He suggested playing the dollar-yuan divide via the VanEck Vectors J.P. Morgan EM Local Currency Bond ETF (EMLC), a basket of emerging market bonds denominated in local currencies.
"You're getting near a 5% yield and you're investing in emerging market bonds because the world is less fearful about credit risks today than we were a year ago," he said. "About 10% of this ETF is geared towards China, so, you do participate in this trade ... and you pick up some yield in what's been a stubbornly low-yield market."
With the yuan now above a multiyear downtrend versus the dollar, China can use its currency's strength to its advantage, said Bill Baruch, the founder and president of Blue Line Capital.

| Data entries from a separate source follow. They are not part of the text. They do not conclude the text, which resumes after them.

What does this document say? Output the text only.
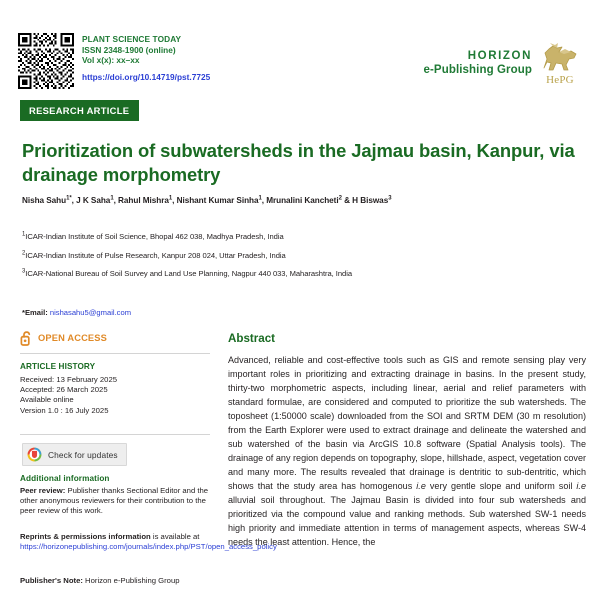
PLANT SCIENCE TODAY
ISSN 2348-1900 (online)
Vol x(x): xx–xx
https://doi.org/10.14719/pst.7725
HORIZON
e-Publishing Group
HePG
RESEARCH ARTICLE
Prioritization of subwatersheds in the Jajmau basin, Kanpur, via drainage morphometry
Nisha Sahu$^{1*}$, J K Saha$^1$, Rahul Mishra$^1$, Nishant Kumar Sinha$^1$, Mrunalini Kancheti$^2$ & H Biswas$^3$
$^1$ICAR-Indian Institute of Soil Science, Bhopal 462 038, Madhya Pradesh, India
$^2$ICAR-Indian Institute of Pulse Research, Kanpur 208 024, Uttar Pradesh, India
$^3$ICAR-National Bureau of Soil Survey and Land Use Planning, Nagpur 440 033, Maharashtra, India
*Email: nishasahu5@gmail.com
OPEN ACCESS
ARTICLE HISTORY
Received: 13 February 2025
Accepted: 26 March 2025
Available online
Version 1.0 : 16 July 2025
Check for updates
Additional information
Peer review: Publisher thanks Sectional Editor and the other anonymous reviewers for their contribution to the peer review of this work.
Reprints & permissions information is available at https://horizonepublishing.com/journals/index.php/PST/open_access_policy
Publisher's Note: Horizon e-Publishing Group
Abstract
Advanced, reliable and cost-effective tools such as GIS and remote sensing play very important roles in prioritizing and extracting drainage in basins. In the present study, thirty-two morphometric aspects, including linear, aerial and relief parameters with standard formulae, are considered and computed to prioritize the sub watersheds. The toposheet (1:50000 scale) downloaded from the SOI and SRTM DEM (30 m resolution) from the Earth Explorer were used to extract drainage and delineate the watershed and sub watershed of the basin via ArcGIS 10.8 software (Spatial Analysis tools). The drainage of any region depends on topography, slope, hillshade, aspect, vegetation cover and many more. The results revealed that drainage is dentritic to sub-dentritic, which shows that the study area has homogenous i.e very gentle slope and uniform soil i.e alluvial soil throughout. The Jajmau Basin is divided into four sub watersheds and prioritized via the compound value and ranking methods. Sub watershed SW-1 needs high priority and immediate attention in terms of management aspects, whereas SW-4 needs the least attention. Hence, the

"Their currency is going to travel farther for them and allow them to buy more commodities," he said in the same interview Thursday.
Baruch was especially partial to copper — he owns calls on the underlying commodity — and suggested playing it through mining company Freeport-McMoRan.
"You've got a nice little uptrend there wedging out," he said. I think that could break out to the upside."
3. Gold miners
Gold miners also look good on a technical basis, Baruch said, pointing to a flag pattern in the VanEck Vectors Gold Miners ETF (GDX) that chart analysts often interpret as a sign of more upside.
Baruch also liked energy stocks as a bet on the yuan's strength.
He's been invested in Chevron, Marathon Petroleum, Pioneer Natural Resources and various midstream companies for the last year, he wrote in an email to CNBC.
"China's demand for energies is very well known," he said in the interview Thursday. "I don't think it's going anywhere, although there's times where it softens a little bit."
5. Crude oil
Baruch sees crude oil prices headed higher, especially with Goldman Sachs calling for $80 a barrel. Prices edged higher to just under $67 on Thursday.
"I think crude oil is about to break out," he said. "We're at the tail end of a very seasonally bullish time here, so there's upside in commodities in general."
Disclosure: John Petrides and some Tocqueville Asset Management clients own shares of EMLC.